The Lloyds and HSBC remuneration clawbacks were each preceded by exposure to a scandal. After the discovery of a consumer fraud scandal, Lloyds Banking Group stripped its former CEO and a number of current and former directors of a portion of their 2010 deferred bonus remuneration, totaling £2m in aggregate (mind you, the company lost £3.2 billion!). The former CEO’s bonus award was reduced by 40 percent. Four executive directors’ bonus awards were reduced by 25 percent. Eight lower-seniority directors’ bonus awards were reduced by 5 percent. Lloyds stressed that the “decision is based entirely on the principle of ‘accountability’ and in no way on culpability or wrong-doing by the individuals concerned.”

HSBC was also involved in a consumer fraud scandal. The bank was fined £10.5m by the FSA, Britain’s financial regulator, and ordered to pay £29.3m in restitution for its involvement in defrauding the elderly between 2005 and 2010. The size and scope of its executive pay clawbacks is not known, although they would appear to be on a smaller scale than those of Lloyds.

US security laws also provide for executive remuneration clawbacks through provisions of Sarbanes-Oxley and Dodd-Frank. Sarbanes-Oxley §304 applies to the current CEO and CFO, and liability depends on “misconduct” resulting in material noncompliance with financial reporting requirements under securities laws.

Liability for misconduct may not require a showing of intent or knowledge of wrongdoing. SEC v. Jenkins, 718 F.Supp.2d 1070 (D. Ariz. 2010) held that misconduct related to the issuer could be imputed to its top executives.

Damages under §304 includes all incentive remuneration received for twelve months after the earlier of filing financial documents with the SEC or making such disclosures publicly. Damages can also include any profits from the sale of those securities. Dodd-Frank §954 applies to certain “control persons,” essentially current or former executive officers.

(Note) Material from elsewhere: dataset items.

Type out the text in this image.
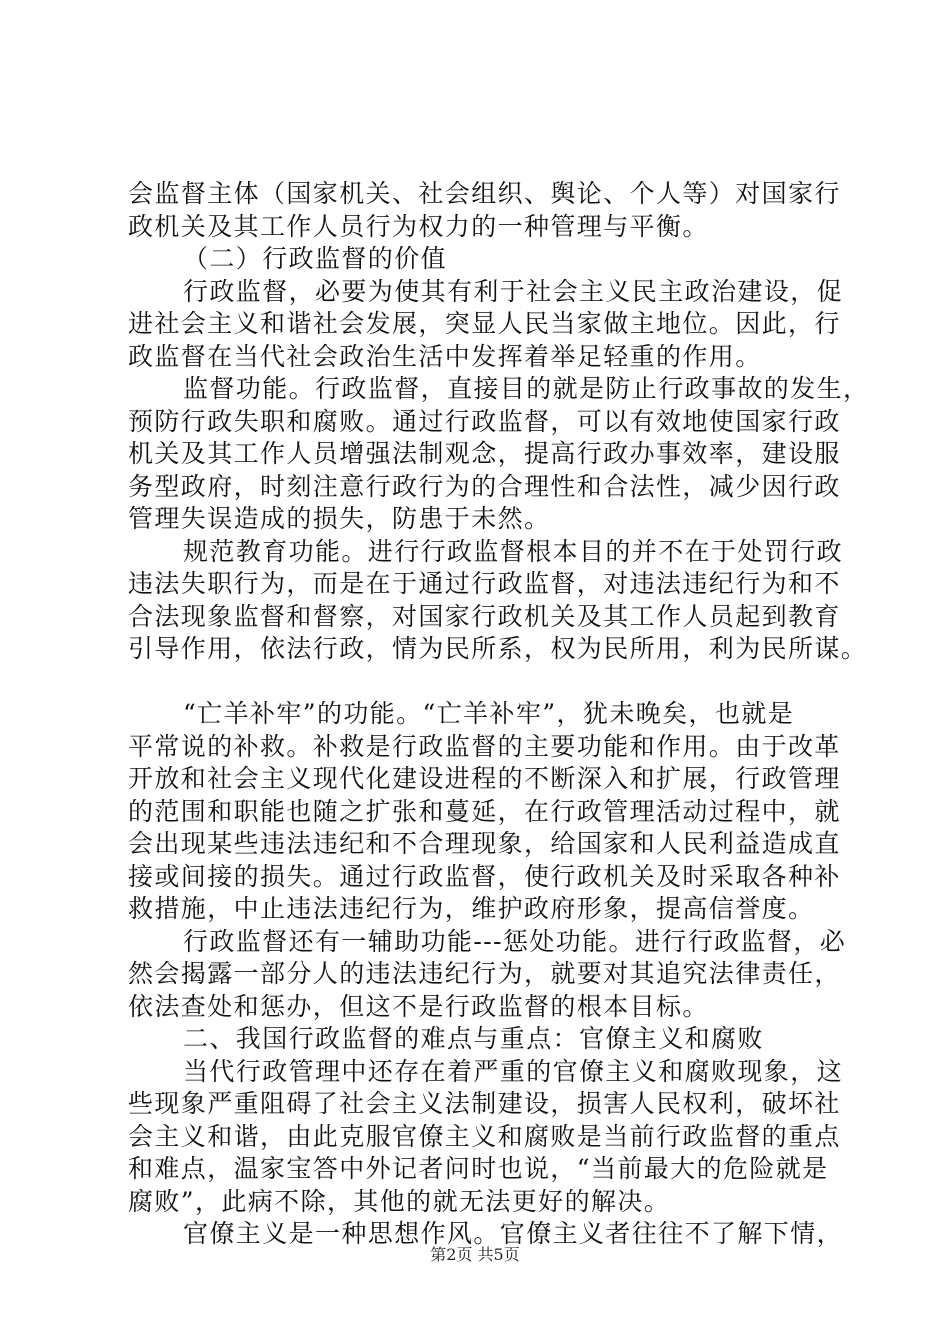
会监督主体（国家机关、社会组织、舆论、个人等）对国家行
政机关及其工作人员行为权力的一种管理与平衡。
（二）行政监督的价值
行政监督，必要为使其有利于社会主义民主政治建设，促
进社会主义和谐社会发展，突显人民当家做主地位。因此，行
政监督在当代社会政治生活中发挥着举足轻重的作用。
监督功能。行政监督，直接目的就是防止行政事故的发生，
预防行政失职和腐败。通过行政监督，可以有效地使国家行政
机关及其工作人员增强法制观念，提高行政办事效率，建设服
务型政府，时刻注意行政行为的合理性和合法性，减少因行政
管理失误造成的损失，防患于未然。
规范教育功能。进行行政监督根本目的并不在于处罚行政
违法失职行为，而是在于通过行政监督，对违法违纪行为和不
合法现象监督和督察，对国家行政机关及其工作人员起到教育
引导作用，依法行政，情为民所系，权为民所用，利为民所谋。
“亡羊补牢”的功能。“亡羊补牢”，犹未晚矣，也就是
平常说的补救。补救是行政监督的主要功能和作用。由于改革
开放和社会主义现代化建设进程的不断深入和扩展，行政管理
的范围和职能也随之扩张和蔓延，在行政管理活动过程中，就
会出现某些违法违纪和不合理现象，给国家和人民利益造成直
接或间接的损失。通过行政监督，使行政机关及时采取各种补
救措施，中止违法违纪行为，维护政府形象，提高信誉度。
行政监督还有一辅助功能---惩处功能。进行行政监督，必
然会揭露一部分人的违法违纪行为，就要对其追究法律责任，
依法查处和惩办，但这不是行政监督的根本目标。
二、我国行政监督的难点与重点：官僚主义和腐败
当代行政管理中还存在着严重的官僚主义和腐败现象，这
些现象严重阻碍了社会主义法制建设，损害人民权利，破坏社
会主义和谐，由此克服官僚主义和腐败是当前行政监督的重点
和难点，温家宝答中外记者问时也说，“当前最大的危险就是
腐败”，此病不除，其他的就无法更好的解决。
官僚主义是一种思想作风。官僚主义者往往不了解下情，
第2页 共5页
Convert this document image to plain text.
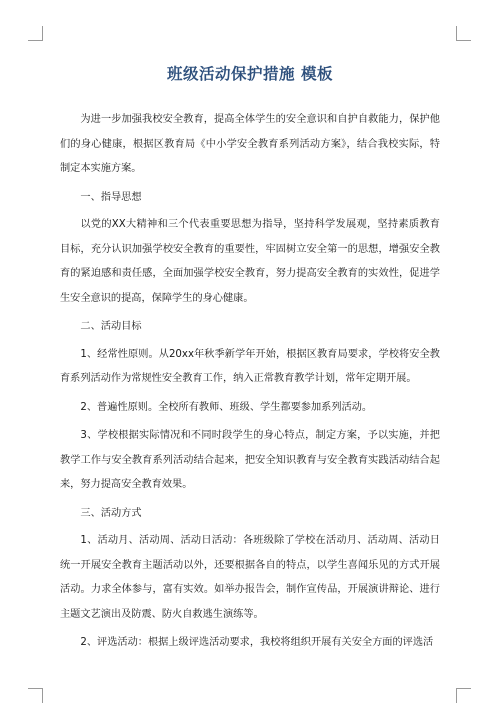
班级活动保护措施 模板

为进一步加强我校安全教育，提高全体学生的安全意识和自护自救能力，保护他们的身心健康，根据区教育局《中小学安全教育系列活动方案》，结合我校实际，特制定本实施方案。

一、指导思想

以党的XX大精神和三个代表重要思想为指导，坚持科学发展观，坚持素质教育目标，充分认识加强学校安全教育的重要性，牢固树立安全第一的思想，增强安全教育的紧迫感和责任感，全面加强学校安全教育，努力提高安全教育的实效性，促进学生安全意识的提高，保障学生的身心健康。

二、活动目标

1、经常性原则。从20xx年秋季新学年开始，根据区教育局要求，学校将安全教育系列活动作为常规性安全教育工作，纳入正常教育教学计划，常年定期开展。

2、普遍性原则。全校所有教师、班级、学生都要参加系列活动。

3、学校根据实际情况和不同时段学生的身心特点，制定方案，予以实施，并把教学工作与安全教育系列活动结合起来，把安全知识教育与安全教育实践活动结合起来，努力提高安全教育效果。

三、活动方式

1、活动月、活动周、活动日活动：各班级除了学校在活动月、活动周、活动日统一开展安全教育主题活动以外，还要根据各自的特点，以学生喜闻乐见的方式开展活动。力求全体参与，富有实效。如举办报告会，制作宣传品，开展演讲辩论、进行主题文艺演出及防震、防火自救逃生演练等。

2、评选活动：根据上级评选活动要求，我校将组织开展有关安全方面的评选活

In a hint for Australian legislators, liability depends on the re-filing of financial documents due to material noncompliance with securities laws.

Damages under §954 look to the three years preceding the date of the restated financial documents and are based on the excess of actual remuneration over hypothetical remuneration if a misstatement had not been made. This is workable in the US because most companies’ incentive payments are highly formulaic. This is less so in the UK and Australia. §954 implementation has been held up by the absence of regulation and guidance from the SEC.

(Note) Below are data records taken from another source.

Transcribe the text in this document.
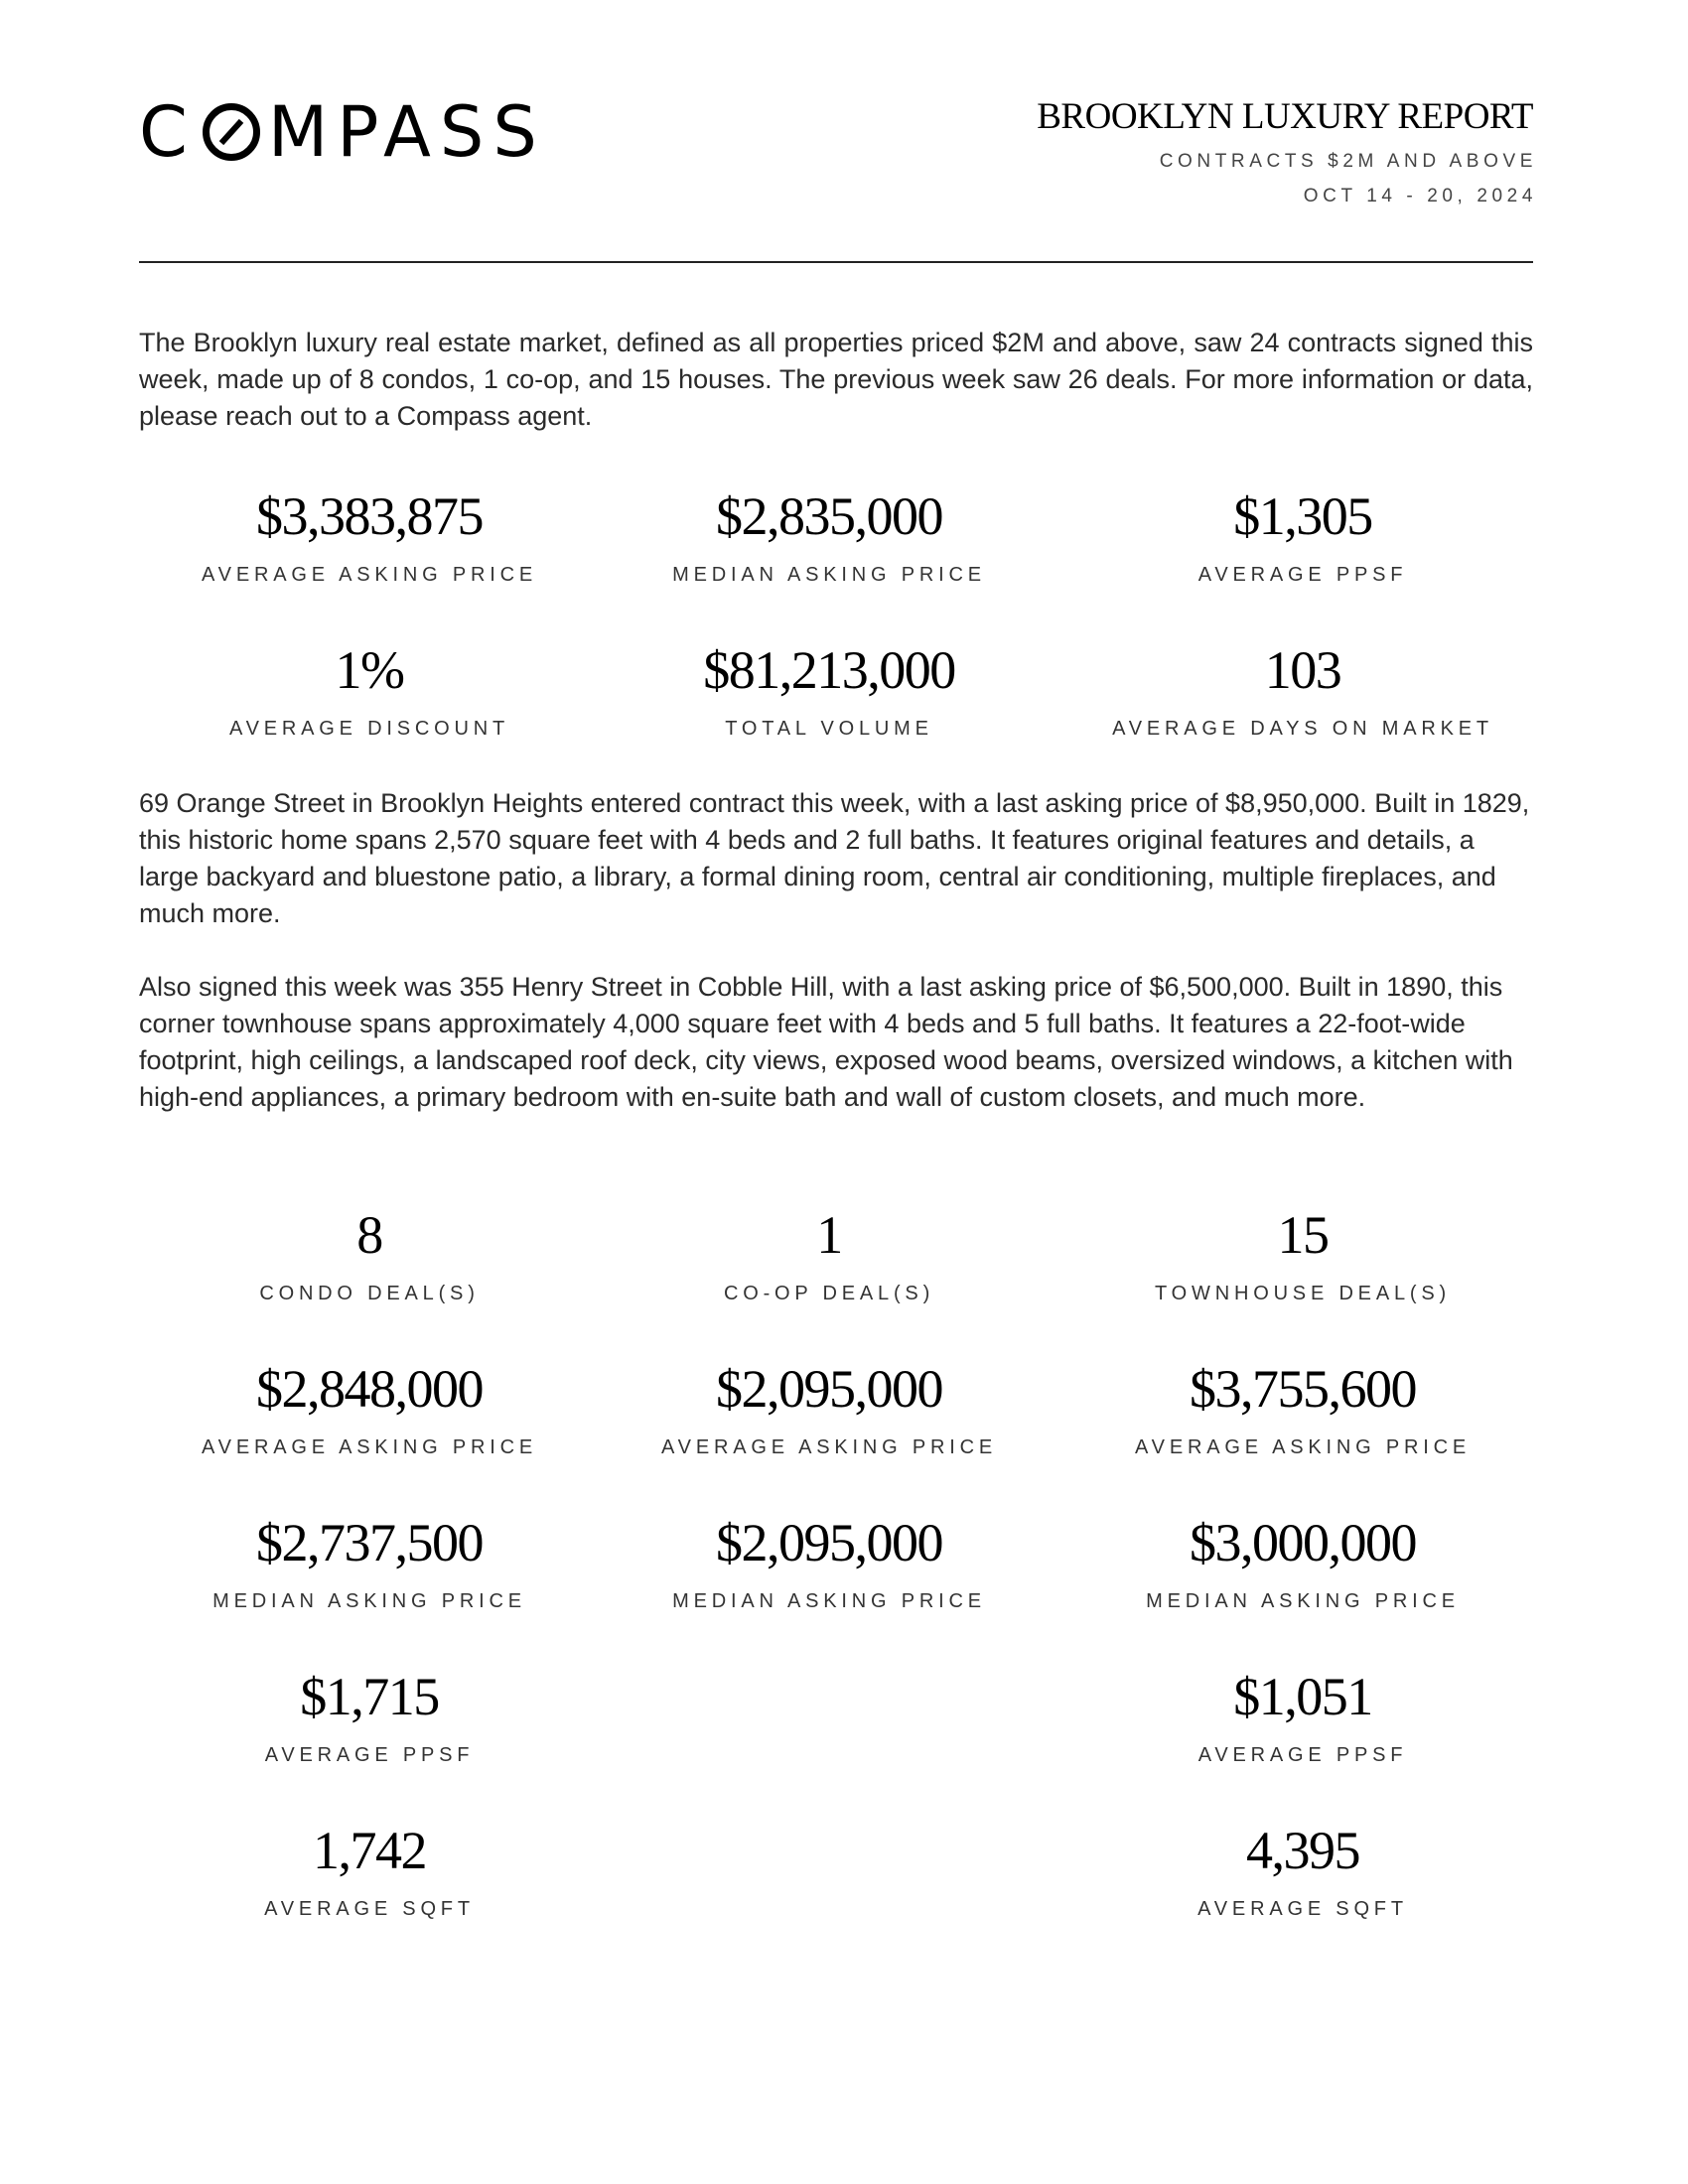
C MPASS	BROOKLYN LUXURY REPORT
CONTRACTS $2M AND ABOVE
OCT 14 - 20, 2024

The Brooklyn luxury real estate market, defined as all properties priced $2M and above, saw 24 contracts signed this week, made up of 8 condos, 1 co-op, and 15 houses. The previous week saw 26 deals. For more information or data, please reach out to a Compass agent.

$3,383,875
AVERAGE ASKING PRICE
$2,835,000
MEDIAN ASKING PRICE
$1,305
AVERAGE PPSF
1%
AVERAGE DISCOUNT
$81,213,000
TOTAL VOLUME
103
AVERAGE DAYS ON MARKET

69 Orange Street in Brooklyn Heights entered contract this week, with a last asking price of $8,950,000. Built in 1829, this historic home spans 2,570 square feet with 4 beds and 2 full baths. It features original features and details, a large backyard and bluestone patio, a library, a formal dining room, central air conditioning, multiple fireplaces, and much more.

Also signed this week was 355 Henry Street in Cobble Hill, with a last asking price of $6,500,000. Built in 1890, this corner townhouse spans approximately 4,000 square feet with 4 beds and 5 full baths. It features a 22-foot-wide footprint, high ceilings, a landscaped roof deck, city views, exposed wood beams, oversized windows, a kitchen with high-end appliances, a primary bedroom with en-suite bath and wall of custom closets, and much more.

8
CONDO DEAL(S)
1
CO-OP DEAL(S)
15
TOWNHOUSE DEAL(S)
$2,848,000
AVERAGE ASKING PRICE
$2,095,000
AVERAGE ASKING PRICE
$3,755,600
AVERAGE ASKING PRICE
$2,737,500
MEDIAN ASKING PRICE
$2,095,000
MEDIAN ASKING PRICE
$3,000,000
MEDIAN ASKING PRICE
$1,715
AVERAGE PPSF
$1,051
AVERAGE PPSF
1,742
AVERAGE SQFT
4,395
AVERAGE SQFT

Dodd-Frank §954 and Sarbanes-Oxley §304 each provide for clawbacks without a necessary showing of fault. Dodd-Frank §954 reaches a broader class of executives and also covers former executives. Sarbanes-Oxley §304 encompasses up to 100 percent of incentive remuneration, while Dodd-Frank §954 is not limited based on remuneration type, but only encompasses hypothetical excess remuneration.

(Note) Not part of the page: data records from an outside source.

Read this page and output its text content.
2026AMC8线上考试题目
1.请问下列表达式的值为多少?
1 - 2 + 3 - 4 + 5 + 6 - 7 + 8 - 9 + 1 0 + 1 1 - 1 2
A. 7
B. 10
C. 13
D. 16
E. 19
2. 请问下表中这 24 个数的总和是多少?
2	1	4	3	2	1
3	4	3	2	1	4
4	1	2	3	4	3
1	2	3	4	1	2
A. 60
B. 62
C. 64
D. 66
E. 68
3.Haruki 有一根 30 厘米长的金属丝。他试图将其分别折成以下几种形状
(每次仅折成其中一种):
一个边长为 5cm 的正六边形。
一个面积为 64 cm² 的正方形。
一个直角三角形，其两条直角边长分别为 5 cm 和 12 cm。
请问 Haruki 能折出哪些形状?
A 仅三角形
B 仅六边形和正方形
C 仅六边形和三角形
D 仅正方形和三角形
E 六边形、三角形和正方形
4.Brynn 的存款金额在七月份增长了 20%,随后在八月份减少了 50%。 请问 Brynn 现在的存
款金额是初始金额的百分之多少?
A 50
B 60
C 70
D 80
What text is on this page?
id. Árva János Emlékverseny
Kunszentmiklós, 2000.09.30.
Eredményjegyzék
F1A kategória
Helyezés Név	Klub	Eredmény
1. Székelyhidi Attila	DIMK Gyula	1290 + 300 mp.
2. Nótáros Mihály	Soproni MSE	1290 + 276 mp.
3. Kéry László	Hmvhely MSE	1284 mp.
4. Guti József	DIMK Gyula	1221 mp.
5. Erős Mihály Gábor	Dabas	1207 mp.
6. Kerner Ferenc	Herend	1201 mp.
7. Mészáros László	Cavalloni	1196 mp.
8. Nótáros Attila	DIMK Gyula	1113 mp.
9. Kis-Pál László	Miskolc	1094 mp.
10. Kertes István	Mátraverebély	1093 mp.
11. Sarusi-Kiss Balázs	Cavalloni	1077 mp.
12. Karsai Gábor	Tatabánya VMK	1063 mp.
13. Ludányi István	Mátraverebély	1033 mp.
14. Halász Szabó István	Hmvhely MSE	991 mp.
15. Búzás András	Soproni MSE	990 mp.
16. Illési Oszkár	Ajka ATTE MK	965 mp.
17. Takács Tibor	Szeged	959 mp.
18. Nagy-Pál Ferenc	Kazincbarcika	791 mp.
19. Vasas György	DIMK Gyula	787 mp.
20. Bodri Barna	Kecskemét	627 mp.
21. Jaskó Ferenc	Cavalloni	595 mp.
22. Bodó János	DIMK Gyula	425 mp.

The clawbacks at Lloyds may have covered a class of executives even beyond those covered by Dodd-Frank §954. The remuneration reduction at Lloyds was, like Sarbanes-Oxley §304, limited to bonus remuneration. Further, the clawback was a forfeiture of previously awarded deferred bonus remuneration, rather than a full elimination of incentive remuneration as Sarbanes-Oxley §304 provides.

Assuming the recently announced clawback awards are a consequence of agreed employment arrangements, the UK method may provide a better path for Australia than relying on statutory remedies. This implies that it may be better to restrict Australian laws to “comply or explain” requirements than to prescribe tightly defined circumstances and formulaic clawback. This could be accompanied by a requirement for companies to disclose clawback policies in their annual remuneration report.

All the major Australian banks now volunteer clawback policy disclosure. Some US disclosure examples oriented to the “financial misstatement” approach proposed by the Australian government can be found HERE and HERE.

Reducing or eliminating deferred bonus remuneration via contractual clawbacks can cover a broader class of executives while maintaining a no-fault standard for reducing remuneration. One consequence, though, could be that companies could be reluctant to clawback as much remuneration from employees as US statutory provisions currently require.

Clawback of remuneration that has been paid can be a much more complicated issue than forfeiture of deferred incentives. In the US it currently requires the company to take legal action to recover the amounts at issue from the executives. Few companies are likely to attracted to this approach, even with the assistance of specific enabling provisions under the Corporations Act.